Tech

Why is it so hard to distinguish pornographic spam from Chinese state bots

But this spam content may have nothing to do with the Chinese government, based on a report published Monday by the Stanford Internet Observatory. The report’s author David Thiel wrote: “Although spam has engulfed legitimate protest-related content, there is no evidence that it was designed to do so, nor was it not. is a deliberate effort by the Chinese government.”

Instead, they may just be the usual commercial spam bots that have plagued Twitter forever. These specific accounts exist to attract the attention of Chinese users accessing foreign networks to access pornography.

Candlestick “significant increase” in spam just a coincidence? The short answer is: most likely. There are two main reasons why Thiel doesn’t think the bots are related to the Chinese government.

Firstly, these accounts have been spamming for a long time. And they send out even more tweets, and more consistently, before Protests broke out, according to an analysis of data on the activity of more than 600,000 accounts between 15 and 29 November. Another analysis found that they also continued to push out spam even as the The discussion of the protests has ended.

Take a look at these two charts (for reference, the rallies peaked around November 27):

The line graph shows the consistent spam tweets between November 15 and November 29. Above the chart, this is a breakdown of a total of 7,541,382 tweets.
A line chart showing the increasing spammy tweets between November 29 and December 4. Above the chart is a breakdown of 6,088,596 tweets total.

So it did it just feel as if spam activity spiked during the protests? This chart shows that in fact many bot accounts were created in November:

A bar chart shows that far more spam accounts were created in November than accounts created in previous months.
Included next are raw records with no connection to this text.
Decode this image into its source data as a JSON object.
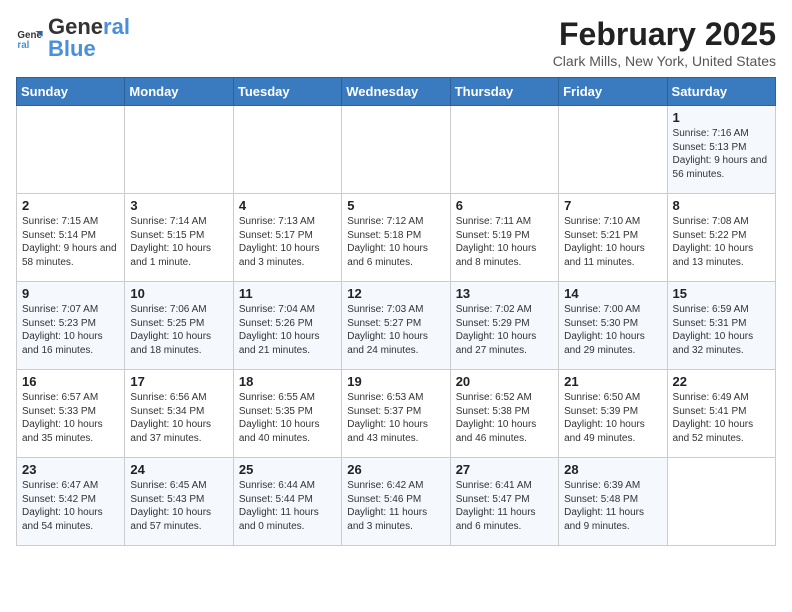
{
  "header": {
    "logo_general": "General",
    "logo_blue": "Blue",
    "month_title": "February 2025",
    "location": "Clark Mills, New York, United States"
  },
  "days_of_week": [
    "Sunday",
    "Monday",
    "Tuesday",
    "Wednesday",
    "Thursday",
    "Friday",
    "Saturday"
  ],
  "weeks": [
    [
      {
        "num": "",
        "info": ""
      },
      {
        "num": "",
        "info": ""
      },
      {
        "num": "",
        "info": ""
      },
      {
        "num": "",
        "info": ""
      },
      {
        "num": "",
        "info": ""
      },
      {
        "num": "",
        "info": ""
      },
      {
        "num": "1",
        "info": "Sunrise: 7:16 AM\nSunset: 5:13 PM\nDaylight: 9 hours and 56 minutes."
      }
    ],
    [
      {
        "num": "2",
        "info": "Sunrise: 7:15 AM\nSunset: 5:14 PM\nDaylight: 9 hours and 58 minutes."
      },
      {
        "num": "3",
        "info": "Sunrise: 7:14 AM\nSunset: 5:15 PM\nDaylight: 10 hours and 1 minute."
      },
      {
        "num": "4",
        "info": "Sunrise: 7:13 AM\nSunset: 5:17 PM\nDaylight: 10 hours and 3 minutes."
      },
      {
        "num": "5",
        "info": "Sunrise: 7:12 AM\nSunset: 5:18 PM\nDaylight: 10 hours and 6 minutes."
      },
      {
        "num": "6",
        "info": "Sunrise: 7:11 AM\nSunset: 5:19 PM\nDaylight: 10 hours and 8 minutes."
      },
      {
        "num": "7",
        "info": "Sunrise: 7:10 AM\nSunset: 5:21 PM\nDaylight: 10 hours and 11 minutes."
      },
      {
        "num": "8",
        "info": "Sunrise: 7:08 AM\nSunset: 5:22 PM\nDaylight: 10 hours and 13 minutes."
      }
    ],
    [
      {
        "num": "9",
        "info": "Sunrise: 7:07 AM\nSunset: 5:23 PM\nDaylight: 10 hours and 16 minutes."
      },
      {
        "num": "10",
        "info": "Sunrise: 7:06 AM\nSunset: 5:25 PM\nDaylight: 10 hours and 18 minutes."
      },
      {
        "num": "11",
        "info": "Sunrise: 7:04 AM\nSunset: 5:26 PM\nDaylight: 10 hours and 21 minutes."
      },
      {
        "num": "12",
        "info": "Sunrise: 7:03 AM\nSunset: 5:27 PM\nDaylight: 10 hours and 24 minutes."
      },
      {
        "num": "13",
        "info": "Sunrise: 7:02 AM\nSunset: 5:29 PM\nDaylight: 10 hours and 27 minutes."
      },
      {
        "num": "14",
        "info": "Sunrise: 7:00 AM\nSunset: 5:30 PM\nDaylight: 10 hours and 29 minutes."
      },
      {
        "num": "15",
        "info": "Sunrise: 6:59 AM\nSunset: 5:31 PM\nDaylight: 10 hours and 32 minutes."
      }
    ],
    [
      {
        "num": "16",
        "info": "Sunrise: 6:57 AM\nSunset: 5:33 PM\nDaylight: 10 hours and 35 minutes."
      },
      {
        "num": "17",
        "info": "Sunrise: 6:56 AM\nSunset: 5:34 PM\nDaylight: 10 hours and 37 minutes."
      },
      {
        "num": "18",
        "info": "Sunrise: 6:55 AM\nSunset: 5:35 PM\nDaylight: 10 hours and 40 minutes."
      },
      {
        "num": "19",
        "info": "Sunrise: 6:53 AM\nSunset: 5:37 PM\nDaylight: 10 hours and 43 minutes."
      },
      {
        "num": "20",
        "info": "Sunrise: 6:52 AM\nSunset: 5:38 PM\nDaylight: 10 hours and 46 minutes."
      },
      {
        "num": "21",
        "info": "Sunrise: 6:50 AM\nSunset: 5:39 PM\nDaylight: 10 hours and 49 minutes."
      },
      {
        "num": "22",
        "info": "Sunrise: 6:49 AM\nSunset: 5:41 PM\nDaylight: 10 hours and 52 minutes."
      }
    ],
    [
      {
        "num": "23",
        "info": "Sunrise: 6:47 AM\nSunset: 5:42 PM\nDaylight: 10 hours and 54 minutes."
      },
      {
        "num": "24",
        "info": "Sunrise: 6:45 AM\nSunset: 5:43 PM\nDaylight: 10 hours and 57 minutes."
      },
      {
        "num": "25",
        "info": "Sunrise: 6:44 AM\nSunset: 5:44 PM\nDaylight: 11 hours and 0 minutes."
      },
      {
        "num": "26",
        "info": "Sunrise: 6:42 AM\nSunset: 5:46 PM\nDaylight: 11 hours and 3 minutes."
      },
      {
        "num": "27",
        "info": "Sunrise: 6:41 AM\nSunset: 5:47 PM\nDaylight: 11 hours and 6 minutes."
      },
      {
        "num": "28",
        "info": "Sunrise: 6:39 AM\nSunset: 5:48 PM\nDaylight: 11 hours and 9 minutes."
      },
      {
        "num": "",
        "info": ""
      }
    ]
  ]
}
But Thiel stresses that content moderation takes time. People tend to overlook an effect known as “survival bias”: older spam accounts and content are repeatedly removed from the platform, but the researchers have no data on suspended accounts. stop. So a chart like this shows only accounts survive Twitter spam filter. That’s why the November spike seems so big: they’re the most recently created new accounts to replace their dead old accounts and still stand—but not all of them. will exist, so they won’t be there if we revisit this chart in, say, a few months. In other words, if you conduct data analysis right after the rallies, it will certainly look that This type of spam has only recently started. But it’s not necessarily the full truth.

Second, if the spam accounts are meant to hide information about the protests, they have done very poorly. While the escort ad spam featured many Chinese city names as keywords and hashtags, Thiel found that they weren’t targeting the hashtags actually used for discussions about protests, like #A4Revolution or #ChinaProtest2022, “that’s what you think the government would be interested in jumping in if they were trying to silence things,” he told me. Of the roughly 30,000 tweets he analyzed that contained these more influential hashtags, “there was no spam to speak of.”